Снова входила в жизнь античность. Но не та, которую исповедовали классицисты: олицетворение всеобщих норм, отвлеченных идеалов разума, гражданских чувств. Привлекала античность эллинистическая, близкая христианству и язычеству и объединяющая их. В античности открывалась ее связь с детством человеческого рода, вместе с тем манила сложная конфликтность ее гармонии, соединяющей противоположности — чистоту раннего утра и смутный хаос ночи. За Христом, за ангелами начали выглядывать, мерещиться снова те, кто был рядом, когда возникала христианская религия, — Аполлон и Дионис.
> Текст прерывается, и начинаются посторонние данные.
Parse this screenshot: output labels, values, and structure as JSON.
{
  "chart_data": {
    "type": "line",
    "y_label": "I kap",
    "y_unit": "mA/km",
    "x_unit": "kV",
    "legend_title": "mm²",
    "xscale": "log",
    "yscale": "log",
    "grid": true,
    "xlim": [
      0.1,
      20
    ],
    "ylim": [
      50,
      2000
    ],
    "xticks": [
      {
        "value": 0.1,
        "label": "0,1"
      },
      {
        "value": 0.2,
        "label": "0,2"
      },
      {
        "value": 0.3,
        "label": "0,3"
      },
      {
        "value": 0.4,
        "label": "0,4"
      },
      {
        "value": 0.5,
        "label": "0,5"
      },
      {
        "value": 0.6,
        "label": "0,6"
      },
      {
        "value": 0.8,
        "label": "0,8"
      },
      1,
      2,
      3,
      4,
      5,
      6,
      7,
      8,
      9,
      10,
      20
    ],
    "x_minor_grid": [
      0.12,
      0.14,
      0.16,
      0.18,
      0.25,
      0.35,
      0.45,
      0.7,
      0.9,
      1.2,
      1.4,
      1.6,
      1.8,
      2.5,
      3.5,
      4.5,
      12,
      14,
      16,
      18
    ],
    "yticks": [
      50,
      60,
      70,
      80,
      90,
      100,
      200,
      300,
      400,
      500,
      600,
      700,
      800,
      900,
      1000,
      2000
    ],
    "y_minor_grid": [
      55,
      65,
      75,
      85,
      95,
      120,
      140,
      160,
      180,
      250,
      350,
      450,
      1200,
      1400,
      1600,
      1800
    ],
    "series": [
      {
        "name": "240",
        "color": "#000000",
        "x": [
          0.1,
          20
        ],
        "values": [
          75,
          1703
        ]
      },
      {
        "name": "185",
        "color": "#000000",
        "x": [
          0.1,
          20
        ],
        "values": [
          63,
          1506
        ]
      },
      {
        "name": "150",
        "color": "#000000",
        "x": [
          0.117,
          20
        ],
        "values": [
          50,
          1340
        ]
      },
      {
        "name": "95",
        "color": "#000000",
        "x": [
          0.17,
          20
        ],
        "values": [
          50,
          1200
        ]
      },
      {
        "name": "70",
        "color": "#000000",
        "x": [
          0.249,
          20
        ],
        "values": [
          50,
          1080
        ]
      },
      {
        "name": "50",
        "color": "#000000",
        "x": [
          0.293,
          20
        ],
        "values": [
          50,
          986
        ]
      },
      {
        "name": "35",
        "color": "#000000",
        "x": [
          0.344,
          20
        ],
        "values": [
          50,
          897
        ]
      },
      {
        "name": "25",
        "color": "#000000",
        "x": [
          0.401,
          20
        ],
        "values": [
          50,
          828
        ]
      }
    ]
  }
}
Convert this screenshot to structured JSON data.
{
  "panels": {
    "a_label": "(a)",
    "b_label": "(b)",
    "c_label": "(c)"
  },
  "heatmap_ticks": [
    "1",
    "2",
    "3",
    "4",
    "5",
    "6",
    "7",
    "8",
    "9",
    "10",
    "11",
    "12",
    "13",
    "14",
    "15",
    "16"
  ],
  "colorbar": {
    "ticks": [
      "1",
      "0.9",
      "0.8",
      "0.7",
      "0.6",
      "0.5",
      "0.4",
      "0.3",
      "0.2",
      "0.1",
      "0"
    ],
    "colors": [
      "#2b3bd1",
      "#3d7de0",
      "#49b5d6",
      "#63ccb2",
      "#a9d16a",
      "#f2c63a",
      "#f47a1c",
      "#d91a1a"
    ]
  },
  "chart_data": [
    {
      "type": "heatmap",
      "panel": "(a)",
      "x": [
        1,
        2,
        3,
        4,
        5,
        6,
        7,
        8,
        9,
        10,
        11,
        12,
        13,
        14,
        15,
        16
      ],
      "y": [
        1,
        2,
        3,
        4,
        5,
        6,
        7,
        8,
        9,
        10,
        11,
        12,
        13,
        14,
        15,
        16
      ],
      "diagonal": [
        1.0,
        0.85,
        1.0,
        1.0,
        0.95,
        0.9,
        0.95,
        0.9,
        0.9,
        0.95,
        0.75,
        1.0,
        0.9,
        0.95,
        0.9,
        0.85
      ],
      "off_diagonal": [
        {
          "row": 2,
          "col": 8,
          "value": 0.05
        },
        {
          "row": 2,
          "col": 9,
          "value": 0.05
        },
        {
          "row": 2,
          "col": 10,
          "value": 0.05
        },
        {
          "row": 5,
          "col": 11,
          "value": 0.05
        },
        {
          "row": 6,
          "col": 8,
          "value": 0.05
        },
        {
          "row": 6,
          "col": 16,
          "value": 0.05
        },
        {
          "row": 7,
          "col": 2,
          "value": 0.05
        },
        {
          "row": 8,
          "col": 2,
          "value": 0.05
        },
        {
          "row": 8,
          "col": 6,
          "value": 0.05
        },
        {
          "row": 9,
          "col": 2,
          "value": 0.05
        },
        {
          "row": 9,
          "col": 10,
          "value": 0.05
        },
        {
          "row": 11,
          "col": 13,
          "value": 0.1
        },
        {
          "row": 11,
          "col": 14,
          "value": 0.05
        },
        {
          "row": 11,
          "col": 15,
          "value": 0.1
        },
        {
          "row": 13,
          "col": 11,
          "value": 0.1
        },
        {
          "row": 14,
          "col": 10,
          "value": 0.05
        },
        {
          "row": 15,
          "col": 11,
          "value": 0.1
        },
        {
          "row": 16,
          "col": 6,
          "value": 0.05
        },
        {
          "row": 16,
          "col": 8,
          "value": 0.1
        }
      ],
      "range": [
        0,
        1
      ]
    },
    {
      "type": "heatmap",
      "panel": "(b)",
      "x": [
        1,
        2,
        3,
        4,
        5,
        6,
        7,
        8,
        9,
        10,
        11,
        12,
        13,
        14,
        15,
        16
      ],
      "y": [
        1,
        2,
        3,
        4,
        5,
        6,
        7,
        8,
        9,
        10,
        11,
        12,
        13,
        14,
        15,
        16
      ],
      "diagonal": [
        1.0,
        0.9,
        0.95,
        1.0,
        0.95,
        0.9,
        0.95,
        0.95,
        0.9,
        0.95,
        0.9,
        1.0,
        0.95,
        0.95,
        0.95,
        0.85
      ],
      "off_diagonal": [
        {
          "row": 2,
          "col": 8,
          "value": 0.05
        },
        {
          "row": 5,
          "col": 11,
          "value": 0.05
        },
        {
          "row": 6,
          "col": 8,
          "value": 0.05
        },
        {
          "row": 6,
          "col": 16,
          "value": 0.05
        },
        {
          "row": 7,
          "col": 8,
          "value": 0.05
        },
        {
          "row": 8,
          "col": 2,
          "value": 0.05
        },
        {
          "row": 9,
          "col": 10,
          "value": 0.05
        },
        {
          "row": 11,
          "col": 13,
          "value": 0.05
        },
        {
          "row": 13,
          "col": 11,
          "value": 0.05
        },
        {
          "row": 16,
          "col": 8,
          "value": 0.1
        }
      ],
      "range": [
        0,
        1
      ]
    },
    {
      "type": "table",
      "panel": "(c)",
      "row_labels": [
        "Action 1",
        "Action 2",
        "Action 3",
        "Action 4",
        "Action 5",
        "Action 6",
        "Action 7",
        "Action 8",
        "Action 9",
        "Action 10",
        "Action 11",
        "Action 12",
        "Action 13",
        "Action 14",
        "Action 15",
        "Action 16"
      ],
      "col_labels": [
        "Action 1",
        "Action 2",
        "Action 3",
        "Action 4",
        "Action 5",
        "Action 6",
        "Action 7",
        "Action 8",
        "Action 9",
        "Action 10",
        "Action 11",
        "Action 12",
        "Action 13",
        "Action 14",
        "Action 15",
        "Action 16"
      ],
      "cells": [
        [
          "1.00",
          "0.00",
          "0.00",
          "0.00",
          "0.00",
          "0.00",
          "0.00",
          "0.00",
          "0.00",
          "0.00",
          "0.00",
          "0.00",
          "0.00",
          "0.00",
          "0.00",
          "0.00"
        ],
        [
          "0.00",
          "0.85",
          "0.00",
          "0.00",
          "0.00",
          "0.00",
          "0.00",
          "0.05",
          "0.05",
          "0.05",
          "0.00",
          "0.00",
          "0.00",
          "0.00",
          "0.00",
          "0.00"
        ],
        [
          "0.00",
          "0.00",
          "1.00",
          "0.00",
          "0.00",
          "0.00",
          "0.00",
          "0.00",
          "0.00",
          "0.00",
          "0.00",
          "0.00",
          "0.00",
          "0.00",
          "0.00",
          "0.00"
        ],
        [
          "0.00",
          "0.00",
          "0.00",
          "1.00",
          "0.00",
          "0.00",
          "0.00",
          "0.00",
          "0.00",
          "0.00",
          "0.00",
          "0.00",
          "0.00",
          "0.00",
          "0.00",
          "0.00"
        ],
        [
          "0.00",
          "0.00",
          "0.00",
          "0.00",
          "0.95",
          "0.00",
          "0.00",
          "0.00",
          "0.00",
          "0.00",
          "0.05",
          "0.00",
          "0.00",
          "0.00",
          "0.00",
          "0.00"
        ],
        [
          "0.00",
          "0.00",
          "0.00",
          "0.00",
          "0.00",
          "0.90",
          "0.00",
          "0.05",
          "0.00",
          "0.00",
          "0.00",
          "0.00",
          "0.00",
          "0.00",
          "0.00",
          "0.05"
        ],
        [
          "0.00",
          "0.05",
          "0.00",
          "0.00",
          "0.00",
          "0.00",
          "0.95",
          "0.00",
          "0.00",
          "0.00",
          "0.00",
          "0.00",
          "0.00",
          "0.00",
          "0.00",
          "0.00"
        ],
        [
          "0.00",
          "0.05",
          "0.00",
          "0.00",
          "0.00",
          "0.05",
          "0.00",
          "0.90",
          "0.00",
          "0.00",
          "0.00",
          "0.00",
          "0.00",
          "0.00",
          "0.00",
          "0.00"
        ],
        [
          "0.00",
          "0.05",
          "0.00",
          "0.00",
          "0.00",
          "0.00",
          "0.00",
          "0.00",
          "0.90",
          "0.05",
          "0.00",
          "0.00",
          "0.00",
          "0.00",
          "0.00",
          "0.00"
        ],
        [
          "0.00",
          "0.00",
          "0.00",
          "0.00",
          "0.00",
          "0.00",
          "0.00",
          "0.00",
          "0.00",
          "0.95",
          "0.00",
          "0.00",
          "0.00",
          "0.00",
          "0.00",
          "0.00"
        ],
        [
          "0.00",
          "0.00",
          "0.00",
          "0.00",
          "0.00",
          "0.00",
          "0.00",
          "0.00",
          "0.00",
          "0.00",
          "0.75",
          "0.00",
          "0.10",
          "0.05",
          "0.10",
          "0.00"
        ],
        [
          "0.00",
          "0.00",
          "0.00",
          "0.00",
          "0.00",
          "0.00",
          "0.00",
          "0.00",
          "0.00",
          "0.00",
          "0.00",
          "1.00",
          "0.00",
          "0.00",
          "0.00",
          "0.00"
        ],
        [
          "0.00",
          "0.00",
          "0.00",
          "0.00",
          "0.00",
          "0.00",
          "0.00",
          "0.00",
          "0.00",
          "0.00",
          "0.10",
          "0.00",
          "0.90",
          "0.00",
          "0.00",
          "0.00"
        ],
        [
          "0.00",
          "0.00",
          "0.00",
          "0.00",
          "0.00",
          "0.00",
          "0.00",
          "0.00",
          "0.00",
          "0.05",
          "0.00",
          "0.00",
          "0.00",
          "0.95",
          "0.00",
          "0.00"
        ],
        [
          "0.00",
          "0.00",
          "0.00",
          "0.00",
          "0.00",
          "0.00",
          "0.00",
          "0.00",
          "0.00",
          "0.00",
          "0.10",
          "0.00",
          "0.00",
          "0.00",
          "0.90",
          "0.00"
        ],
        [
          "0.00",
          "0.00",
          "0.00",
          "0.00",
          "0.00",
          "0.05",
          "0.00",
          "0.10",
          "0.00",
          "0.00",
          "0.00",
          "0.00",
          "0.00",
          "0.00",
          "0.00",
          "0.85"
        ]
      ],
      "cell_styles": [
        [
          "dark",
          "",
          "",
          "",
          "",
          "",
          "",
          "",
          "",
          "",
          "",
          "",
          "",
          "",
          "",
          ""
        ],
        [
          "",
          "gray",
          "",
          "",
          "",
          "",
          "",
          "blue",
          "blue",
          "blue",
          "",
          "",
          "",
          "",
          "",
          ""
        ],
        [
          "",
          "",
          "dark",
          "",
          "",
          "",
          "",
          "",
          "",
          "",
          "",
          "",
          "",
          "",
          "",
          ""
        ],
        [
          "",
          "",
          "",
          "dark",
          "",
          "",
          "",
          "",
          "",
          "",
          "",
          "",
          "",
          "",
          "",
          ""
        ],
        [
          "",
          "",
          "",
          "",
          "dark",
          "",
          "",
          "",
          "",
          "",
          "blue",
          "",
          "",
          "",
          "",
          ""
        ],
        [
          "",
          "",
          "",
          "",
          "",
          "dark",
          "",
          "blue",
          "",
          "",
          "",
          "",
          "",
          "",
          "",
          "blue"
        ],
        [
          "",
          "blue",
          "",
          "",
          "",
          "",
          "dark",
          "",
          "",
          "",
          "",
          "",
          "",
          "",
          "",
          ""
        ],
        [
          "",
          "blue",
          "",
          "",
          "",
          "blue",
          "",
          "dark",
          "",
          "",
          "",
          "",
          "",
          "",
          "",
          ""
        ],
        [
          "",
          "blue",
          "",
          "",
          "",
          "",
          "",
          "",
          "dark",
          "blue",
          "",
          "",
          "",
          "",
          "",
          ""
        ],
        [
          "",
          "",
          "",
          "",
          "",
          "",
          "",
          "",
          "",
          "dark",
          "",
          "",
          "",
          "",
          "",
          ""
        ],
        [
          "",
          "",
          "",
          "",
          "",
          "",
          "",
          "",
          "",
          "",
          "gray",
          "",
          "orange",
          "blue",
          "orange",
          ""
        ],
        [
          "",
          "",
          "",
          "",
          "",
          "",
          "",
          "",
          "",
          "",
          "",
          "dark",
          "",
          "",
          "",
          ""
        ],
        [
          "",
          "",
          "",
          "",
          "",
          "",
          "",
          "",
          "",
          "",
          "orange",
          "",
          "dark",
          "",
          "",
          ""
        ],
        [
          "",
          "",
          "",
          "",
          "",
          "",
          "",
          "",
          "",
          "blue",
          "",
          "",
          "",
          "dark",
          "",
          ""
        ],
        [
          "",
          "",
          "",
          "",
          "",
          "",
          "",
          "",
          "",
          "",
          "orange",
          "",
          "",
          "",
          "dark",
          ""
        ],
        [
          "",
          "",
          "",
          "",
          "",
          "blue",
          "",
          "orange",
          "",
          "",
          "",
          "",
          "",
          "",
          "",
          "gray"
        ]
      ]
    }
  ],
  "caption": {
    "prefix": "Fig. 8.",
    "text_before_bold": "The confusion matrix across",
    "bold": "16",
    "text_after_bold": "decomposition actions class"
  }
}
В новом обращении к восточной мифологии, к античности, в новом отношении к христианству был ответ на испытываемую людьми XIX века потребность как бы заново пережить и запечатлеть весь исторический процесс кристаллизации мифологического и религиозного сознания человечества от язычества Древнего Востока до христианства и выразить их единство. Позже это стремление овладеет рядом писателей, художников, поэтов. Достаточно назвать Вячеслава Иванова. И Врубелю было суждено стать их предтечей. От Демона к Христу и от Христа к Демону… Но Врубель на этом не останавливается. Он не только балансирует между этими образами, будучи не в силах их ощупать, объять, воплотить в их целостности. Он и боится законченности. Кажется, что он испытывает теперь потребность оставаться в состоянии колебания. Более того, образы Христа и его антипода — Демона, связанные так или иначе с религией, с святым или со святотатственным, зачеркивая друг друга, потом вместе зачеркивались сниженно-житейским, демонстративно низменным. Отец, который в этот период на долгие месяцы терял сына из виду, который раз убеждаясь в его абсолютной чуждости семье, с глубоким раздражением наблюдал плоды этих «виражей» во время короткого пребывания Врубеля в Харькове — его «Кармен» и «дуэтисток» (как презрительно характеризовал он мотивы художника), кощунственно написанных поверх Христа или Демона. В тот приезд они жестоко ссорились с отцом. Сын возмущал Александра Михайловича самомнением, казался ленивым, апатичным. И Миша — незлобивый, кроткий Миша — вспыхивал как пороховая бочка. Александр Михайлович готов был простить сыну Демона, хотя верность ему и удивляла. Но опускаться до каких-то «дуэтисток»! Но ведь Врубель и прежде кощунствовал! Мы помним, с какой радостью свидетели работы Врубеля в Кирилловской церкви находили живые прототипы в его святых. И им это нисколько не казалось кощунством!